Although that brings me to something else that's been on my mind lately. I tend to think of the US as being a more patriotic/chauvinistic/whatever place than most other countries -- the pledge of allegiance I caught on TV before the Republican debate was the latest reminder. But on the other hand, in practice, most educated Americans I know are fairly critical of US politics and its historical misdeeds in various ways, whereas a number of colleagues I know in other countries have exceedingly rosy views of the role of their homeland in history. So maybe Americans are actually below the mean in terms of excessive national pride? People I know from east Asian countries, especially, generally seem pretty fierce about insisting on their positive role in world affairs, usually while explicitly denigrating all of their neighbors.
Or maybe the distribution of jingoistic attitudes in the population is similar, but the correlation between lack of such opinions and higher education isn't as strong in many places as in the US.
273: difficult to say; people from Asian countries (and indeed non Asian countries) may defend their countries to foreigners but denigrate it to each other.
I remember being shocked talking to a Portuguese acquaintance how odd her attitudes were from a British perspective. It'd be pretty standard for the average British person to have at least some awareness of colonialism, the bad things done during colonialism (by Britain), and so on. Right wingers might be apologists for it, but I don't think even they would be completely ignorant of the iniquities of empire. My Portuguese friend, literally and to the point of parody, had the view that Portugal at no time did anything remotely dodgy during their colonial history, and that every person in every country administered or colonised by Portugal loved Portugal, and was 100% completely happy in all respects with their colonial history. I can't even describe in detail her world view as it'd sound like I was making it up, or as if she was taking the piss [she was completely sincere]. N.B. this was a youngish person with a PhD who had lived abroad, not some elderly person educated under Salazar.

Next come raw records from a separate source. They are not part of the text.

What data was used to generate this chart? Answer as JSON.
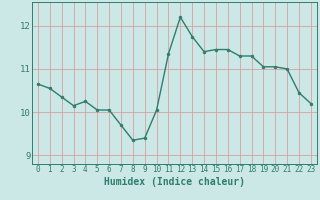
{
  "x": [
    0,
    1,
    2,
    3,
    4,
    5,
    6,
    7,
    8,
    9,
    10,
    11,
    12,
    13,
    14,
    15,
    16,
    17,
    18,
    19,
    20,
    21,
    22,
    23
  ],
  "y": [
    10.65,
    10.55,
    10.35,
    10.15,
    10.25,
    10.05,
    10.05,
    9.7,
    9.35,
    9.4,
    10.05,
    11.35,
    12.2,
    11.75,
    11.4,
    11.45,
    11.45,
    11.3,
    11.3,
    11.05,
    11.05,
    11.0,
    10.45,
    10.2
  ],
  "xlabel": "Humidex (Indice chaleur)",
  "ylim": [
    8.8,
    12.55
  ],
  "xlim": [
    -0.5,
    23.5
  ],
  "yticks": [
    9,
    10,
    11,
    12
  ],
  "xticks": [
    0,
    1,
    2,
    3,
    4,
    5,
    6,
    7,
    8,
    9,
    10,
    11,
    12,
    13,
    14,
    15,
    16,
    17,
    18,
    19,
    20,
    21,
    22,
    23
  ],
  "line_color": "#2e7d6e",
  "bg_color": "#cce8e6",
  "grid_color": "#d9a0a0",
  "label_color": "#2e7d6e",
  "marker_size": 2.0,
  "line_width": 1.0,
  "xlabel_fontsize": 7,
  "tick_fontsize": 6.5,
  "xtick_fontsize": 5.5
}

2755: Hmm, so not so open to further scrutiny.
JPS: No you must be the person who was quoting all of Love and Death.
Justice Kennedy explained it pretty well yesterday. Nice usage of Lewis & Clark's descriptions, too.
(Sadly, no one has seen fit to pay me to be involved in that one. I am litigating these issues in Alaska, however . . . )
From what I know about the country that I surmise to be hosting essear, the jingoism is real.
279: No, it's a greater honor for me.
Michael Flanders on the lack of English jingoism: "...I think that the reason for this is that in the old days - you know, the good old days when I was a boy - we didn't bother in England about nationalism. I mean, nationalism was on its way out. We'd got pretty well everything we wanted. And we didn't have to go around telling everyone how marvellous we were. Everybody knew that. "
Teo, if you apply for that job at Lassen, give me a shout - I have a family connection there that could be helpful. Possibly.
Thanks, I'll let you know. The job's actually a bit different in emphasis from what I do now, so even if I do apply for it I'm probably a long-shot to get it, but I might go ahead and apply just to get back into practice applying for stuff.
285: The most important thing is to apply yourself, teofilo.
Well, sure. You can't just hire someone to fill these things out and expect them to do a good job.